Research Goals & Current Projects

Rajeev D.S. Raizada, Ph.D.
Postdoctoral Fellow, University of Washington Department of Psychology

Goals

The goals of my research program are to understand, enhance and exploit cortical plasticity. The tools that will allow me to pursue these goals are functional neuroimaging, psychophysics, neuropharmacology and computation. My postdoctoral and Ph.D. training have given me a solid grounding in these tools, and my current projects are laying the foundations for this research program. Because my background spans several scientific areas, ranging from measuring children's behavioural performance to computationally simulating results from macaque neurophysiology, I believe that I have the opportunity to draw together and cross-fertilise diverse areas of research which are often isolated from each other. An example, described in more detail below, is my ongoing study of cholinergic enhancement of perceptual learning, which applies results from rat physiology, human psychophysics and Alzheimer's research towards seeking to enhance clinical treatments. In my future work, I plan to build upon and expand my current set of tools, and to use them to explore the neural mechanisms of training-induced plasticity. In particular, I am working towards finding pharmacological and behavioural techniques that can be exploited to make training, and training-based remediation, more effective.

Current projects

The main project that I am currently working on is to explore whether human cortical plasticity can be enhanced using the cholinergic drug galanthamine, which is currently used for treating Alzheimer's disease. This project draws its motivation from human clinical studies which show that training-induced cortical plasticity may be useful for remediating conditions such as stroke-induced movement disorders, dystonia and dyslexia. Animal studies have shown that acetylcholine can significantly enhance cortical plasticity, and galanthamine allows acetylcholine levels to be increased safely and reversibly in normal healthy volunteer subjects. The drug galanthamine therefore offers a novel opportunity to apply results from the animal research to human plasticity, with potential clinical applications. In this experiment, cortical plasticity is being induced by training subjects on a visual perceptual learning task. The drug's effect on cortical plasticity is being assessed in two ways: using fMRI to compare neural activation during task performance before versus after training, and also behaviourally by measuring subjects' rate of learning on the task when trained on the drug versus on placebo. I wrote and secured funding for three grants on this project: an R21 from NINDS ($250K direct costs), a pilot grant from the NSF ($50K total costs), and also a grant from Janssen Pharmaceutica ($80K total costs).
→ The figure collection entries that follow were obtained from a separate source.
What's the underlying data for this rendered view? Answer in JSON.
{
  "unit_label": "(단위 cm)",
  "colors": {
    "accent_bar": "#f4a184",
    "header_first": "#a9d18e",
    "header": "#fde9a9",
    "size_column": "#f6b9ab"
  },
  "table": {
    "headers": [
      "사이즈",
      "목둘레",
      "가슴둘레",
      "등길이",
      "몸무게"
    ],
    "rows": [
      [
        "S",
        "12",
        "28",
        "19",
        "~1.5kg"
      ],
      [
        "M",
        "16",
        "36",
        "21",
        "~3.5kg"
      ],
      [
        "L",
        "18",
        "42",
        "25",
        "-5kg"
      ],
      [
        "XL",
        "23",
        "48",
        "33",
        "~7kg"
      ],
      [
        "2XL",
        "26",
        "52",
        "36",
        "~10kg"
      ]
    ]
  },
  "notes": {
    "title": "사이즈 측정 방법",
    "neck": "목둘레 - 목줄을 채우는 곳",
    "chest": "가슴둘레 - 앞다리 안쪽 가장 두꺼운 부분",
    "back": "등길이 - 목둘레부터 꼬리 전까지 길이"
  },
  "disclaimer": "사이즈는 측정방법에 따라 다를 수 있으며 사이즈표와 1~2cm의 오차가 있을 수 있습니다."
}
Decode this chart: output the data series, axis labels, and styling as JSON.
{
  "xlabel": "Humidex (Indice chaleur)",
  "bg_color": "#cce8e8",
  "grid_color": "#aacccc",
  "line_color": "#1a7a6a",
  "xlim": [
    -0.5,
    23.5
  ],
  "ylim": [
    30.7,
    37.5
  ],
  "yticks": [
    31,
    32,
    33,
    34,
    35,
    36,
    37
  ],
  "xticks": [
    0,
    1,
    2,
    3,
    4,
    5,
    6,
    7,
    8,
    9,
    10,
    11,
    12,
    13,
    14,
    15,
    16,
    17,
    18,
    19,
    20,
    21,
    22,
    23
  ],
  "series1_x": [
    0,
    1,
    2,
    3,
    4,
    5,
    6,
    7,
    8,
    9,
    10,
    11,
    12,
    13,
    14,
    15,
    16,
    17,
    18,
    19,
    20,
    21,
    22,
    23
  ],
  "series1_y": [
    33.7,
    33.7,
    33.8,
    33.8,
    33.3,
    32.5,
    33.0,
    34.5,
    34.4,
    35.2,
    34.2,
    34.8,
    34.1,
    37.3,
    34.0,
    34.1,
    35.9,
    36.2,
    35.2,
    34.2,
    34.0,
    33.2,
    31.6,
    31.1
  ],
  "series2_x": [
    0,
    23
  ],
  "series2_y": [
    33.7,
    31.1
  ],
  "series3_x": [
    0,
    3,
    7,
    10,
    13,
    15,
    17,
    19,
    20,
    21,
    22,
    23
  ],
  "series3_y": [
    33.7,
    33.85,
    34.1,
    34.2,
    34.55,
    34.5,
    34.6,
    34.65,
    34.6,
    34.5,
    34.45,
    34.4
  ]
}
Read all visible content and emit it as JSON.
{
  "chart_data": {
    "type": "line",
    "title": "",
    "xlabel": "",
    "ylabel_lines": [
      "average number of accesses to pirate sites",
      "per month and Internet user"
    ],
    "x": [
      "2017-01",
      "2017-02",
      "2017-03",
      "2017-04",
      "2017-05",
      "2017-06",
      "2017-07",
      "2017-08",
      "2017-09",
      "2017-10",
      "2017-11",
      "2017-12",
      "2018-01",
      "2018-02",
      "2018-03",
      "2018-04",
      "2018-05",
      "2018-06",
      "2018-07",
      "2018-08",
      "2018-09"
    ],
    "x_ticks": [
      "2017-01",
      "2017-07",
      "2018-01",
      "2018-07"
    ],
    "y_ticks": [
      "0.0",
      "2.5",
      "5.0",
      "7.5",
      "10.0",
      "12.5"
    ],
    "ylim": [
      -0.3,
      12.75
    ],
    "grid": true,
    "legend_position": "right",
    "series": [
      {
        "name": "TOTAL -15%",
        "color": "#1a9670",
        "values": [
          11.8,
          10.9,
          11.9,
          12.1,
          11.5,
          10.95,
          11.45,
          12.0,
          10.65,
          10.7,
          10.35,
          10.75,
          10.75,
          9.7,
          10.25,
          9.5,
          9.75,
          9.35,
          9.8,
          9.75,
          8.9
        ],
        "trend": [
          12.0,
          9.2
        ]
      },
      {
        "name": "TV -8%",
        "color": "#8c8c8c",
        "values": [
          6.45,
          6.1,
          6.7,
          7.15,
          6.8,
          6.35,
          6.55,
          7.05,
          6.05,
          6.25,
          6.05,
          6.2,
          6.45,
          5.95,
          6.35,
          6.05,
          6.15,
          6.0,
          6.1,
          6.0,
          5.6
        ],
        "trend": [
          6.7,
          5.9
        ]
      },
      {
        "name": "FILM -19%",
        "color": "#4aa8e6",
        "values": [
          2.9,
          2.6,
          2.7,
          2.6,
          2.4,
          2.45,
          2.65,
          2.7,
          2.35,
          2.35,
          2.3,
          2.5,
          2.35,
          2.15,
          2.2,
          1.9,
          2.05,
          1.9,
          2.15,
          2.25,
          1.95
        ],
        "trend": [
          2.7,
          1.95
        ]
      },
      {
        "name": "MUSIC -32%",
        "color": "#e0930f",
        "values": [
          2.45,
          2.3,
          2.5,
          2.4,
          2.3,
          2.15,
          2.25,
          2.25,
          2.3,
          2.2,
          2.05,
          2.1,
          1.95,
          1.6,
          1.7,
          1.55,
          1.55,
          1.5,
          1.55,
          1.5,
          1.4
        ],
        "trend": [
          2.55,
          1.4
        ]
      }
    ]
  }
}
A second project, investigating audio-visual processing in dyslexic and normal subjects, asks a question that is logically prior to the types of training-based deficit-remediation that the drug-study addresses: before attempting to remediate a deficit, one must first find a deficit to remediate. The hypothesis being tested is that deficits in audio-visual cross-modal integration may partly underlie reading disability, on grounds of the fact that that learning to read is a fundamentally cross-modal process, requiring the pairing of letters and words with sounds. The task used to measure cross-modal processing ability was chosen to be as simple as possible: audio-visual simultaneity detection. The subjects in the study are dyslexic and normal children, aged 7 to 14. Their thresholds on the behavioural task are measured, and their neural activation elicited by the task is recorded using fMRI. In a companion study, the same task is being used in event-related fMRI of normal adults, with the subjects' trial-by-trial behavioural responses in the scanner used to dissociate the neural responses that correlate with perceived simultaneity from the neural responses that are driven by the physical aspects of the stimulus. I wrote and obtained funding for two grants to support this project: a Postdoctoral Fellowship from the McDonnell-Pew Program in Cognitive Neuroscience ($150K direct costs over three years) and grant from the International Dyslexia Association ($15K direct costs). This work has been presented at the conferences of the Society for Neuroscience and the Cognitive Neuroscience Society; a manuscript is in preparation.

A third project also addresses a type of processing that may be impaired in dyslexics, but in the context of seeking to move beyond the question of what types of stimuli make a brain area "light up", and to ask instead what types of computational processing an area is carrying out. This study is using a new technique called adaptation-fMRI to investigate the categorical processing of speech. This adaptation method, which has until now been confined mostly to fMRI studies of visual object invariance, exploits short-term neural plasticity to probe whether two stimuli count as the same or different for a given neuronal population. In this experiment, the stimuli consist of pairs of Klatt-synthesised phonemes drawn from a set of ten speech stimuli spread evenly along the /ba/ to /da/ continuum. If a brain area processes the pair of stimuli as speech then it will process them categorically, treating the members of the pair as different when, and only when, they fall on opposite sides of the category boundary. Because the adaptation-fMRI signal from a brain area becomes greater when that area treats a pair of stimuli as different rather than as the same, this signal therefore becomes a marker for whether the stimuli are being processed categorically, as speech, versus non-categorically, as low-level acoustic signals. A possible future application of this method is to assess the brain-wide differences in phonetic processing between dyslexic and normal subjects. This work has been presented at the Society for Neuroscience conference; a manuscript is in preparation.